Scaling Up PTR: Shining a Light on Equity & Inclusion, Addressing Challenges

by Ann Jones / Apr 8, 2013

It’s not ‘rocket surgery,’ it is not magic, and there is not a secret sauce. We must create pathways and put together processes to address the equity gaps in our system of education. We must stop blaming the students and start fixing the systems that are not serving their needs.”

– James Applegate

The Office of Community College Research and Leadership (OCCRL) hosted the Scaling Up Pathways to Results conference on March 7, 2013. Two hundred fifty people from high schools, community colleges, state and other agencies attended the one day event, learning about Pathways to Results (PTR), programs of study, college and career readiness, curriculum alignment and mapping, data and ethics, partnerships, and more. James Applegate, Vice President for Strategic Impact at Lumina Foundation, was the keynote speaker. During his talk, Goal 2025:the Illinois Challenge, Dr. Applegate shared statistics that are familiar to educators but can also be disheartening. Those in the United States with a high school degree or less lost 5.6 million jobs in the recession, 1 out of 5 individuals that start college will finish, only 11% of young people from the lowest income quartile will have a B.A. by age 24 (Applegate, 2013). The list could, and does, go on.

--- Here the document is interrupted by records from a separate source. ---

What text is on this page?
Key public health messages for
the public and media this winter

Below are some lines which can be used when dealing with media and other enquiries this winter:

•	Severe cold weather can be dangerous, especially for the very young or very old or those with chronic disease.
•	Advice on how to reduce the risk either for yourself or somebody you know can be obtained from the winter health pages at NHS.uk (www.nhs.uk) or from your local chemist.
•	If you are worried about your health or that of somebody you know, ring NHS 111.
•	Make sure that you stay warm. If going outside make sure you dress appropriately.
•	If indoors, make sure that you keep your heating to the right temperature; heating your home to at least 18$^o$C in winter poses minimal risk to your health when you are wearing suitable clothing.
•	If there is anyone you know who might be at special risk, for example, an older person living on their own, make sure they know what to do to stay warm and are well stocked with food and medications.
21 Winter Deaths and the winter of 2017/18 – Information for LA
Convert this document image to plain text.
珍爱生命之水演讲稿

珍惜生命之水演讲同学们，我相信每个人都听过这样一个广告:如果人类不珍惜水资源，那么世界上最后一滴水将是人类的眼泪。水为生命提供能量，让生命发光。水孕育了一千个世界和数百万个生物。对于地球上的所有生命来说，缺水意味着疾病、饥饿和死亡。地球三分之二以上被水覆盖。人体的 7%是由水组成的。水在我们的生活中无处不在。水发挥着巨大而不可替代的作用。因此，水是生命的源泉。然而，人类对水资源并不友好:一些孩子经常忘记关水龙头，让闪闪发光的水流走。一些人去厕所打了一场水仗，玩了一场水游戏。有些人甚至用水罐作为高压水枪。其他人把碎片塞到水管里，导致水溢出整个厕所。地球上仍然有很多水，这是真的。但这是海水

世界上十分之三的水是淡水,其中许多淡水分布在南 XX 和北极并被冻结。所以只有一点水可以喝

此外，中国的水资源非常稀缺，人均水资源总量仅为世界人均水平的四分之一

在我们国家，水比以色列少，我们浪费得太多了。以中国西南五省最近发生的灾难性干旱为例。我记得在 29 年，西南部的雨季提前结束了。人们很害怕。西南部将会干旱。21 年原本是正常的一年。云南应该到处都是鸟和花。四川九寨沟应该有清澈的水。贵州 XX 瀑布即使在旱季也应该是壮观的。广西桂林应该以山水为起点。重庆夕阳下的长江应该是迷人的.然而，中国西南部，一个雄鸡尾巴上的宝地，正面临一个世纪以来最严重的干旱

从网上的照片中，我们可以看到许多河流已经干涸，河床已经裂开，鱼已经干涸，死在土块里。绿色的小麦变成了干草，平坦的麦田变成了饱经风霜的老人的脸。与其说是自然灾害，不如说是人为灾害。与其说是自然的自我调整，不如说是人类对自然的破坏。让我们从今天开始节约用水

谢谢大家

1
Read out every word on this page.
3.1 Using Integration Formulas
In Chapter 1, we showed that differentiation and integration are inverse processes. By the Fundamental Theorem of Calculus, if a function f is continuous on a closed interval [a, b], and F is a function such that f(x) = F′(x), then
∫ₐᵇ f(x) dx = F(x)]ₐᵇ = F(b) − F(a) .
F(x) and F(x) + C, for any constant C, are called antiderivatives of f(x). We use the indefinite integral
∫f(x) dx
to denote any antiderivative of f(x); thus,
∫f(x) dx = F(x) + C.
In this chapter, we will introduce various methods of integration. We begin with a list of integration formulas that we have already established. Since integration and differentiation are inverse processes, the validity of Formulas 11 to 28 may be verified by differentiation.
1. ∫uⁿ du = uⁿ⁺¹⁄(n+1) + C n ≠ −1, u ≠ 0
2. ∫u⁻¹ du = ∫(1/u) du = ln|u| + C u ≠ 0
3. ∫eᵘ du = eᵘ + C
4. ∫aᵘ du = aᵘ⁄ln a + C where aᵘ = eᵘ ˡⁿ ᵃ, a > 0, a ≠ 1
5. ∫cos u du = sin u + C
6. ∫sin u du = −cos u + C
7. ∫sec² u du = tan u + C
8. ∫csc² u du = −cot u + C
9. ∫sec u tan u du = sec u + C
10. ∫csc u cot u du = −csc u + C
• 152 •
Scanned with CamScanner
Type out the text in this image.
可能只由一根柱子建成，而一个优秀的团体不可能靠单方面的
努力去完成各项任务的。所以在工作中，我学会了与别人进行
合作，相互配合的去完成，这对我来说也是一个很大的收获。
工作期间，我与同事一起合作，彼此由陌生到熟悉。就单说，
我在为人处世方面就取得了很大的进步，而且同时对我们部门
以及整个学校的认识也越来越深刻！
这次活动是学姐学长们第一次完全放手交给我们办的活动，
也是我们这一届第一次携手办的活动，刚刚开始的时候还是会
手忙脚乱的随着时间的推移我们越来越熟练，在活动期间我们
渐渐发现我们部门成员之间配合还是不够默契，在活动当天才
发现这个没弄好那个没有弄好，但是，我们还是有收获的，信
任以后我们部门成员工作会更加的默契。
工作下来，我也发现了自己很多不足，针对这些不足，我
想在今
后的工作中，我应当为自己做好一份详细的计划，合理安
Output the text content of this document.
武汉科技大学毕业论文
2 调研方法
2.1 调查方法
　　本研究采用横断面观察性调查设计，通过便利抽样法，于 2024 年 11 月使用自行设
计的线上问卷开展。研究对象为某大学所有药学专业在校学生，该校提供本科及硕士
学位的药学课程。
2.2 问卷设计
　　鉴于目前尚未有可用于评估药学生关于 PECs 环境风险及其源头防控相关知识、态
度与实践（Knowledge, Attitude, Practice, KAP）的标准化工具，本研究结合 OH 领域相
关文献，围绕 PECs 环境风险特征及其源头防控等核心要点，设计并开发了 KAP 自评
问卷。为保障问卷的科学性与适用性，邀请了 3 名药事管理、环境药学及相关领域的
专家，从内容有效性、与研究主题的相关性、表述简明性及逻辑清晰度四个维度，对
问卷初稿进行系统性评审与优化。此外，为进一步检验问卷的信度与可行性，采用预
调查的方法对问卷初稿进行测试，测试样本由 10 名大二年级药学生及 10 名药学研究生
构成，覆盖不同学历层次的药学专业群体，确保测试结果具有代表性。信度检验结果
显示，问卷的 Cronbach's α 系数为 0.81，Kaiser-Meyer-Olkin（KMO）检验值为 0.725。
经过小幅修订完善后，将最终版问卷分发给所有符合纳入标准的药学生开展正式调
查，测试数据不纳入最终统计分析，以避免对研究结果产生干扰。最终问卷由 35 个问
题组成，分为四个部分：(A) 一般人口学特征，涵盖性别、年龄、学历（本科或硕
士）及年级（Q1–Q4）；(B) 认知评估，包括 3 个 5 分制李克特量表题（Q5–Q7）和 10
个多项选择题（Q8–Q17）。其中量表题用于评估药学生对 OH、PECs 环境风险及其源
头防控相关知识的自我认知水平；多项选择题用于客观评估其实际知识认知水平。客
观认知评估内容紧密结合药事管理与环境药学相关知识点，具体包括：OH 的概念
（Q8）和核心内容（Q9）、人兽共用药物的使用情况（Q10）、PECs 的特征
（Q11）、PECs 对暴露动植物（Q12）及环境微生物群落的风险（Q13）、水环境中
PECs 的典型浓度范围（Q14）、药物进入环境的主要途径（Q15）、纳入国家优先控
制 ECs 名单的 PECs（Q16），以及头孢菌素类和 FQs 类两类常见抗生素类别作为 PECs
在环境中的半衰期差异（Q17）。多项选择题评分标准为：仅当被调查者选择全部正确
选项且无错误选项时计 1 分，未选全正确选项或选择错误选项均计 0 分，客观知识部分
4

For Illinois to be successful, Dr. Applegate stressed that educators must create specific pathways for students that focus on access and success. It isn’t enough to get students into a community college or university; there must be processes in place to assure completion of a certificate, 2-year or 4-year credential. According to Dr. Applegate, pathways need to be created for both traditional college-age students and the adult populations returning to post-secondary education.

Despite the alarming statistics, Dr. Applegate’s message offered hope, citing successful processes and programs, including many that are being used and evaluated here at OCCRL (e.g., Pathways to Results, Adult Career Pathways, College and Career Readiness, Credit When It’s Due, and more). His remarks also included recommendations for ways that Illinois could change the educational system, if it takes on the challenge of addressing equity and outcomes gaps head on.